HONG KONG, Feb 10 (Reuters) - Hong Kong will ease strict coronavirus restrictions from Feb. 18, re-opening sports and entertainment facilities and extending dining hours, Health Secretary Sophia Chan said on Wednesday, as the city logged a steady decline in daily cases.
Chan said catering businesses would be able to operate until 10 pm, granting them an additional four hours. Beauty salons, theme parks, cinemas and all sports facilities would be allowed to resume with conditions in place.
“We are cautiously optimistic on the pandemic,” Chan told a news conference, adding that she hoped the city could quickly get back on its feet.
New cases have fallen to below 30 a day from over 80 at the end of January.
Separately, a government advisory panel for COVID-19 vaccines said on Wednesday that China’s Sinovac vaccine was safe and effective, bringing it a step closer to getting the greenlight in the Asian financial hub.
The panel said it was awaiting further information from Sinovac and would thereafter make a recommendation to the government, which has the final decision on whether to approve the vaccine.
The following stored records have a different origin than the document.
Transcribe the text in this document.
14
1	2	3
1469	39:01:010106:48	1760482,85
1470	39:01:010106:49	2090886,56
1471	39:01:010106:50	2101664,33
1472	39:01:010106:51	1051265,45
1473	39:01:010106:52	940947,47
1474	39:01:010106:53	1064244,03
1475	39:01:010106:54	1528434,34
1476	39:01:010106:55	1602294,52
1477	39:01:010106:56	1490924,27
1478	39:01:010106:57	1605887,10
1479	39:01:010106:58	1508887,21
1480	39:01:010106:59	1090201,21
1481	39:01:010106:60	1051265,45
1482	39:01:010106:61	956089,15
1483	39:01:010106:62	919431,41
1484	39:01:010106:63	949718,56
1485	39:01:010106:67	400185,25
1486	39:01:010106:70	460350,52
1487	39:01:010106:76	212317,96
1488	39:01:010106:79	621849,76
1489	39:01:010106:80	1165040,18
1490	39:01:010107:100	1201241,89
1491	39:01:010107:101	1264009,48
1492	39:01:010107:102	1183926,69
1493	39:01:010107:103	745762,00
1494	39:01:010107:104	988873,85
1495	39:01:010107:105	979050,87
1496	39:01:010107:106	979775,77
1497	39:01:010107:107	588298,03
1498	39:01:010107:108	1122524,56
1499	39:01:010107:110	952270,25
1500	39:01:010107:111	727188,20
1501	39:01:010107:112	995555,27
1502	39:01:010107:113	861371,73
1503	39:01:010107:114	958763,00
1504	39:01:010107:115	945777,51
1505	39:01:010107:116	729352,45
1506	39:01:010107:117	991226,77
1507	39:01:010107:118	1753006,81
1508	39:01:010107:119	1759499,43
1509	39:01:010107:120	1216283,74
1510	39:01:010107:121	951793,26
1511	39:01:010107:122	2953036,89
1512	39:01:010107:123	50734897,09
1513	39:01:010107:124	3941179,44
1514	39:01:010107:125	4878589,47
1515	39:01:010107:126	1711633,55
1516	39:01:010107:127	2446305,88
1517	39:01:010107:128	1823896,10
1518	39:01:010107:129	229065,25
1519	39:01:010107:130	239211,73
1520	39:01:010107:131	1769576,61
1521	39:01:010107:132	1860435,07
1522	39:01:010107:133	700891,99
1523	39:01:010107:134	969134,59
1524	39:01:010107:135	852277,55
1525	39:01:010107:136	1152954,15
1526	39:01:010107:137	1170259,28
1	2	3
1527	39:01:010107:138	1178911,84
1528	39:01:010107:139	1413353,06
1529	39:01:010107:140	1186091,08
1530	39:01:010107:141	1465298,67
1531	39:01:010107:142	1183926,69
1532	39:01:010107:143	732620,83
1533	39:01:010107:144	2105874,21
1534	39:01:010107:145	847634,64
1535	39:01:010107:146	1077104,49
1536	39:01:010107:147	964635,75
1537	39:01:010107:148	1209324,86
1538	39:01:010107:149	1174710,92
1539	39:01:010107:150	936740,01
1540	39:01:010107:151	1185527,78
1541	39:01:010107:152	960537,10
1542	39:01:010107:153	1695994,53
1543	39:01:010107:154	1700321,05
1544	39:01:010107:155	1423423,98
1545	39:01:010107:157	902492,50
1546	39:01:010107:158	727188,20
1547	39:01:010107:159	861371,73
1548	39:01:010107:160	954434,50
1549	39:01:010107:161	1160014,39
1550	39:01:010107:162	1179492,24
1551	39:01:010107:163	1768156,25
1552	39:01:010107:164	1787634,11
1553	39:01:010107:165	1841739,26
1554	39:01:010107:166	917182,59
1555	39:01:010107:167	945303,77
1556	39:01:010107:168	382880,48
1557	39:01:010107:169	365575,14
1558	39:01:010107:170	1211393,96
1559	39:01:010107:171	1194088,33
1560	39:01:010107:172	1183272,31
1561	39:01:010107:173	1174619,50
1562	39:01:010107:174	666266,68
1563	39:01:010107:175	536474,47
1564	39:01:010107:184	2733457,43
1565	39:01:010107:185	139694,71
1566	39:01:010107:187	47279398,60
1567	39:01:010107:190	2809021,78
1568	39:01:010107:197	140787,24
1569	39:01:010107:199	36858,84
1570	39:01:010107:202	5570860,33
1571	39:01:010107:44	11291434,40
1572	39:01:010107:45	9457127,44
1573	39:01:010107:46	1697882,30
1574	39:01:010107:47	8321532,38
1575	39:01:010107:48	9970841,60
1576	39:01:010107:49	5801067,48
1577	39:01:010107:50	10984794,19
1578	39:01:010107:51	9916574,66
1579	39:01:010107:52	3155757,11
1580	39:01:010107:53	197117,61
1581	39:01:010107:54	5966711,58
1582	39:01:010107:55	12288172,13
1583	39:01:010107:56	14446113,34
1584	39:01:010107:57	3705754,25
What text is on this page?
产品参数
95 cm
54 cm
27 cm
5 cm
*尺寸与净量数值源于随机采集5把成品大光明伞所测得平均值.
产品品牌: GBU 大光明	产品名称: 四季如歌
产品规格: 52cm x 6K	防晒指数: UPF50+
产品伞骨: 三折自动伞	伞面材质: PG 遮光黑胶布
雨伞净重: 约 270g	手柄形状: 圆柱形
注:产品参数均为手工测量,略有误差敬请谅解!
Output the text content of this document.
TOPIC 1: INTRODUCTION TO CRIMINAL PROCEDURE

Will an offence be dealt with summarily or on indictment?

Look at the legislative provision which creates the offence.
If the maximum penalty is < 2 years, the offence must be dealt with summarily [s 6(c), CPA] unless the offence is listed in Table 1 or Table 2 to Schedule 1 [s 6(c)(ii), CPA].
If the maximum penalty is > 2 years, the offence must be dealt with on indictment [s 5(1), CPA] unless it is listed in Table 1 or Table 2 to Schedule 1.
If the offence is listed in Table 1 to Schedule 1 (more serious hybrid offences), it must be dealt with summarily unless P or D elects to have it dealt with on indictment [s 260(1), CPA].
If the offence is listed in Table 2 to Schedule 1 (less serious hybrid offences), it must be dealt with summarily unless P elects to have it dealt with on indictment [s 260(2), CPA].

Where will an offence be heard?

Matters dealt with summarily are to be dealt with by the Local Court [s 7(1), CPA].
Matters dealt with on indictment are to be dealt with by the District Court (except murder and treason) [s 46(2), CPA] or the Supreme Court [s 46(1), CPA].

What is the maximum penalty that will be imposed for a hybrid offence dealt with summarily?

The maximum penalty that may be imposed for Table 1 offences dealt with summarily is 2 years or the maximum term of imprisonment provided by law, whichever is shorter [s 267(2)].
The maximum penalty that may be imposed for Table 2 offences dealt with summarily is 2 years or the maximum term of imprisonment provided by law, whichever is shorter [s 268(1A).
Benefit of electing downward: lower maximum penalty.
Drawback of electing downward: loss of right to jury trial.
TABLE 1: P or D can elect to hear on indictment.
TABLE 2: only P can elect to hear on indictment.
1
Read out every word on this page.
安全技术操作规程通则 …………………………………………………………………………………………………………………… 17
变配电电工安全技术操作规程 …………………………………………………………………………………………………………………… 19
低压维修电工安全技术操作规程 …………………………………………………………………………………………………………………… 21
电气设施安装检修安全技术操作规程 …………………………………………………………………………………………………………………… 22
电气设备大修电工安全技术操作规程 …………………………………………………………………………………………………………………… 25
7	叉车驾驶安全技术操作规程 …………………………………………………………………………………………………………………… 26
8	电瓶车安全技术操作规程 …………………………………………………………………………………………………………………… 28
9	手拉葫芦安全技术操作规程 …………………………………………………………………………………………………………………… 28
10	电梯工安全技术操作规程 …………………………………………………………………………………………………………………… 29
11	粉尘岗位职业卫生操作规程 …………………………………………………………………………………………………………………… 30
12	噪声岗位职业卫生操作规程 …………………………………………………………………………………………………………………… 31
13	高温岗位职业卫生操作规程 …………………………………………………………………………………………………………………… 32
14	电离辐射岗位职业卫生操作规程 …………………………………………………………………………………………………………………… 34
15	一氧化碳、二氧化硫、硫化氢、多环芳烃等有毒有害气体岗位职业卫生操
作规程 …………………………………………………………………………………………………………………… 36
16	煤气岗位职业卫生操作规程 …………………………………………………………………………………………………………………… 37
Hong Kong’s government last week said it was exempting Chinese drug maker Sinovac from publishing results of its third phase clinical trials in medical journals due to the “urgency” of the need for vaccines.
The BioNTech vaccine – the first vaccine approved in Hong Kong- was required to have published their results in a medical journal before being examined by the advisory panel.
The first batch of one million BioNTech doses is expected to arrive in the second half of February.
Hong Kong’s vaccination program has lagged other developed cities and mainland China which started its vaccine program in July last year. Hong Kong has a separate approval process from the mainland.
A University of Hong Kong survey found that fewer than 30% of people would accept the Sinovac vaccine.
Hong Kong has secured a total of 22.5 million doses of COVID-19 vaccine from Fosun Pharma-BioNTech, Sinovac and Oxford-AstraZeneca.
The city of 7.5 million people has recorded around 10,700 infections and 188 deaths since January last year.